IC Insights predicts that DRAM prices will continue to decline by the end of this year, and it is expected that there will be no significant growth in December of this year. According to the analysis of the report, DRAM demand and price growth usually occur in the third and fourth quarters of each year, and coincide with the launch of new smartphones. However, the spread of the epidemic has made consumers more cautious in spending. Although the total shipments of 5G smartphones this year are expected to reach 200 million, IC Insights believes that the sales of these leading mobile phones are not enough to make DRAM suppliers' production capacity in short supply.
One segment that may provide a boost to DRAM demand late this year is the game console market. Sony and Microsoft will release their new generation game consoles before the end of 2020. Microsoft plans to debut its Xbox Series S and Series X on November 10 and Sony will release its PlayStation 5 (PS5) to select markets on November 12. DRAM suppliers are hoping that demand for the new consoles will offset some of the lost revenue they expect on account of fewer smartphone shipments.
At present, Samsung, SK Hynix and Micron expect DRAM sales to appear weak in the fourth quarter of this year and the first quarter of next year.

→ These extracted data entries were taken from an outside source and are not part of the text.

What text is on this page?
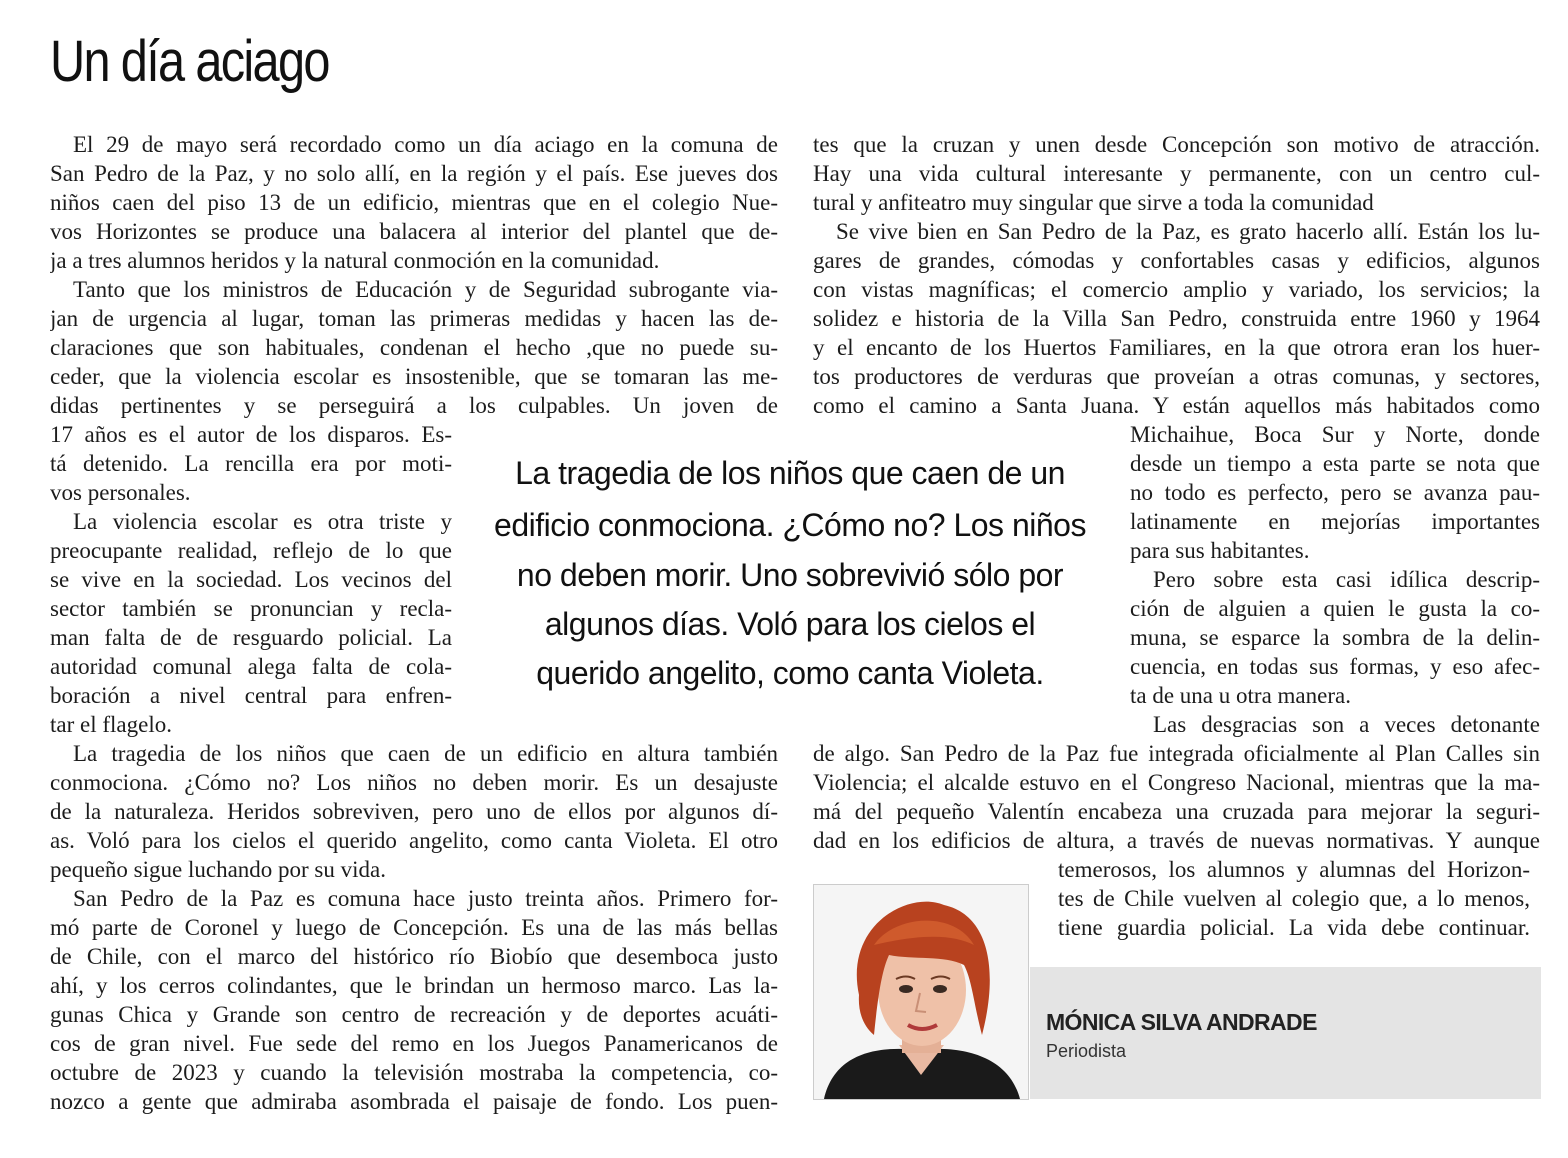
Un día aciago

El 29 de mayo será recordado como un día aciago en la comuna de

San Pedro de la Paz, y no solo allí, en la región y el país. Ese jueves dos

niños caen del piso 13 de un edificio, mientras que en el colegio Nue-

vos Horizontes se produce una balacera al interior del plantel que de-

ja a tres alumnos heridos y la natural conmoción en la comunidad.

Tanto que los ministros de Educación y de Seguridad subrogante via-

jan de urgencia al lugar, toman las primeras medidas y hacen las de-

claraciones que son habituales, condenan el hecho ,que no puede su-

ceder, que la violencia escolar es insostenible, que se tomaran las me-

didas pertinentes y se perseguirá a los culpables. Un joven de

17 años es el autor de los disparos. Es-

tá detenido. La rencilla era por moti-

vos personales.

La violencia escolar es otra triste y

preocupante realidad, reflejo de lo que

se vive en la sociedad. Los vecinos del

sector también se pronuncian y recla-

man falta de de resguardo policial. La

autoridad comunal alega falta de cola-

boración a nivel central para enfren-

tar el flagelo.

La tragedia de los niños que caen de un edificio en altura también

conmociona. ¿Cómo no? Los niños no deben morir. Es un desajuste

de la naturaleza. Heridos sobreviven, pero uno de ellos por algunos dí-

as. Voló para los cielos el querido angelito, como canta Violeta. El otro

pequeño sigue luchando por su vida.

San Pedro de la Paz es comuna hace justo treinta años. Primero for-

mó parte de Coronel y luego de Concepción. Es una de las más bellas

de Chile, con el marco del histórico río Biobío que desemboca justo

ahí, y los cerros colindantes, que le brindan un hermoso marco. Las la-

gunas Chica y Grande son centro de recreación y de deportes acuáti-

cos de gran nivel. Fue sede del remo en los Juegos Panamericanos de

octubre de 2023 y cuando la televisión mostraba la competencia, co-

nozco a gente que admiraba asombrada el paisaje de fondo. Los puen-

tes que la cruzan y unen desde Concepción son motivo de atracción.

Hay una vida cultural interesante y permanente, con un centro cul-

tural y anfiteatro muy singular que sirve a toda la comunidad

Se vive bien en San Pedro de la Paz, es grato hacerlo allí. Están los lu-

gares de grandes, cómodas y confortables casas y edificios, algunos

con vistas magníficas; el comercio amplio y variado, los servicios; la

solidez e historia de la Villa San Pedro, construida entre 1960 y 1964

y el encanto de los Huertos Familiares, en la que otrora eran los huer-

tos productores de verduras que proveían a otras comunas, y sectores,

como el camino a Santa Juana. Y están aquellos más habitados como

Michaihue, Boca Sur y Norte, donde

desde un tiempo a esta parte se nota que

no todo es perfecto, pero se avanza pau-

latinamente en mejorías importantes

para sus habitantes.

Pero sobre esta casi idílica descrip-

ción de alguien a quien le gusta la co-

muna, se esparce la sombra de la delin-

cuencia, en todas sus formas, y eso afec-

ta de una u otra manera.

Las desgracias son a veces detonante

de algo. San Pedro de la Paz fue integrada oficialmente al Plan Calles sin

Violencia; el alcalde estuvo en el Congreso Nacional, mientras que la ma-

má del pequeño Valentín encabeza una cruzada para mejorar la seguri-

dad en los edificios de altura, a través de nuevas normativas. Y aunque

temerosos, los alumnos y alumnas del Horizon-

tes de Chile vuelven al colegio que, a lo menos,

tiene guardia policial. La vida debe continuar.

La tragedia de los niños que caen de un

edificio conmociona. ¿Cómo no? Los niños

no deben morir. Uno sobrevivió sólo por

algunos días. Voló para los cielos el

querido angelito, como canta Violeta.

MÓNICA SILVA ANDRADE

Periodista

In Micron’s case, it is banned from selling DRAM to Huawei in China due to trade restrictions that went into effect on September 15, 2020. It is believed that Huawei accounted for at least $500 million in quarterly DRAM sales for Micron, and was the primary reason for Micron’s softer DRAM sales projections for the balance of this year and the first quarter of 2021. There is an outside chance that Micron could be granted a license to sell some of its products to Huawei just as Intel and AMD were granted a license to sell some of their products to the Chinese electronics giant. However, even if granted a license, Micron’s 4Q20 DRAM sales would not likely benefit tremendously since Huawei ordered as much DRAM as it could ahead of the September ban in order to keep its production lines running. It is thought Huawei has about six months of DRAM inventory.
IC Insights also analyzed that with the global economic recovery and the PC server market and 5G smartphone shipments rising, these emerging markets will contribute double-digit growth for DRAM in the next three years.